L’un des derniers à bénéficier de cet intérêt est Jazz Cartier. Celui-ci, néanmoins, cherche à se distinguer de la figure tutélaire de sa ville, proclamant qu’il représente Downtown Toronto, alors que Drake est d’Uptown. Et de fait, s’il parle à l’occasion de tourments internes et de problèmes relationnels, il présente un visage plus street que celui, très lisse, de l’autre.

C’est évident d’entrée, dès ce très froid « Guardian Angel » déclamé d’un seul tenant, sans pause et sans refrain. Lantz, son producteur attitré, a inventé le terme de « cinematic trap music » pour souligner sa spécificité. Mais si ce terme paraît adapté à quelques-uns de ses titres, les deux hommes n’hésitant pas à recourir aux grosses basses, aux sons synthétiques qui tapent et aux quasi-chants sous Auto-Tune, des formules issues d’Atlanta, il ne suffit pas à qualifier toute la musique de Jazz Cartier (ou Jacuzzi La Fleur, pour employer son autre pseudo, très charmant).

Celle-ci est en vérité très variée. Elle passe de titres furieux (« The Downtown Cliché », « Holy Shit ») à des chants rap mélodieux qui caressent dans le sens du poil (« New Religion », « Dead or Alive », « Wake Me Up When It’s Over »), puis à des passages nimbés et contemplatifs lorgnant vers l’ambient (« Too Good to Be True », « Feel Something ») et à quelques curiosités, comme cet inclassable « Switch », « Forever Ready/Band On A Bible », dont le début évoquerait presque Danny Brown, ou encore ce « Rose Quartz » bâti sur le titre homonyme de Toro y Moi.

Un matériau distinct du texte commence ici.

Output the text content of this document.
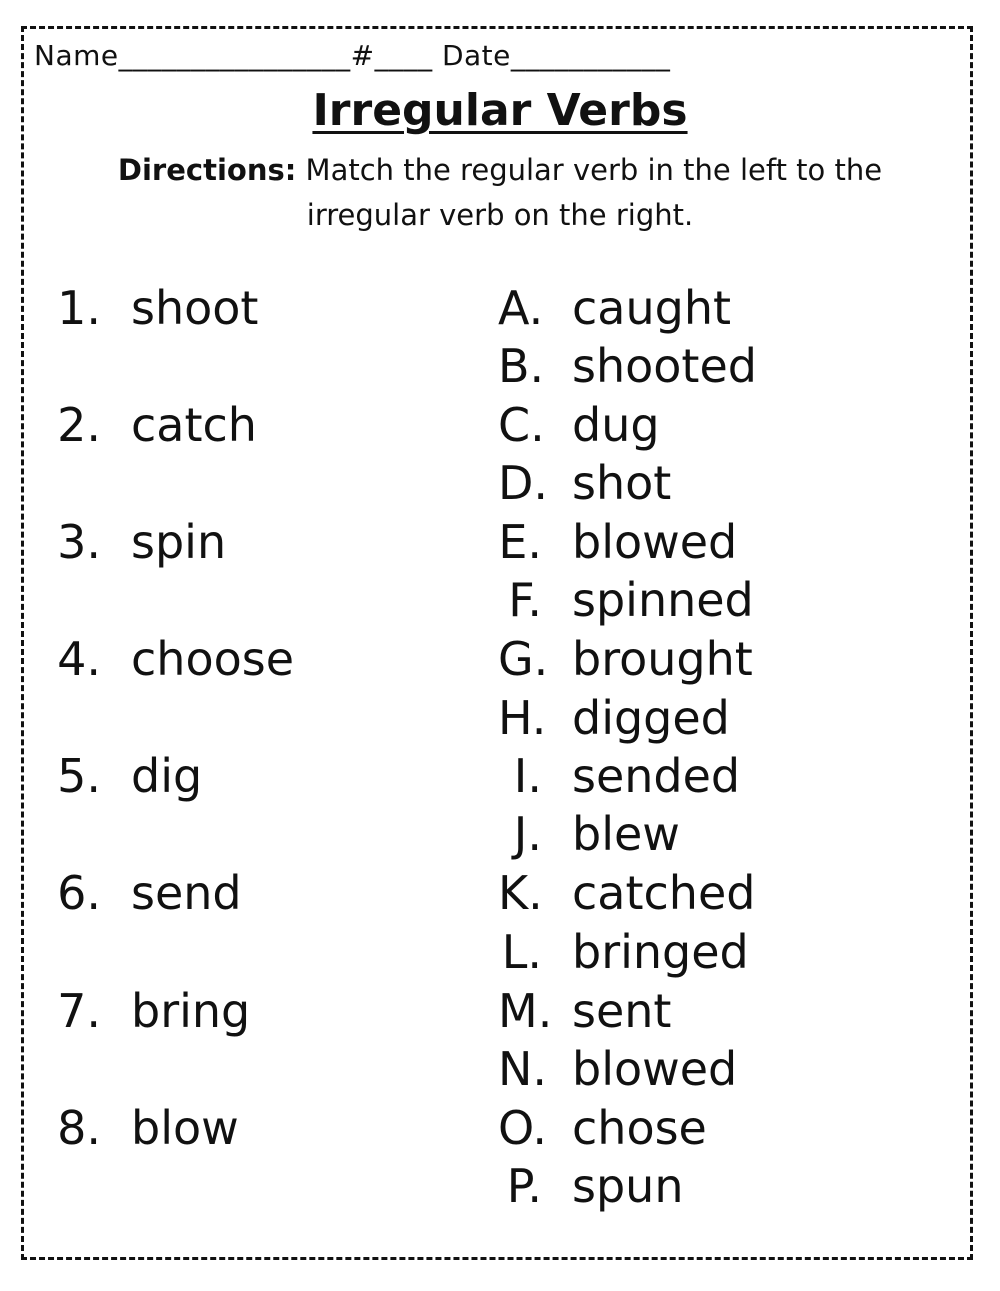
Name________________#____ Date___________
Irregular Verbs
Directions: Match the regular verb in the left to the irregular verb on the right.
1. shoot
2. catch
3. spin
4. choose
5. dig
6. send
7. bring
8. blow
A. caught
B. shooted
C. dug
D. shot
E. blowed
F. spinned
G. brought
H. digged
I. sended
J. blew
K. catched
L. bringed
M. sent
N. blowed
O. chose
P. spun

Bien qu’impliqué dans le bouillonnement qui caractérise désormais la scène rap de sa ville, Jazz Cartier ne dévoile aucun manifeste, sur cette mixtape qu’il aurait mis quatre ans à concocter. Sa musique n’est en rien l’émanation d’un style propre à Toronto. Elle est celle d’un citoyen du monde, qui a vécu aux Etats-Unis, au Koweït ou à la Barbade, avant de se faire un nom au Canada. Elle est celle d’un artiste singulier qui, au vu de ce Marauding In Paradise imparfait, disparate, mais riche, mérite toute sa place parmi les rappeurs qui comptent.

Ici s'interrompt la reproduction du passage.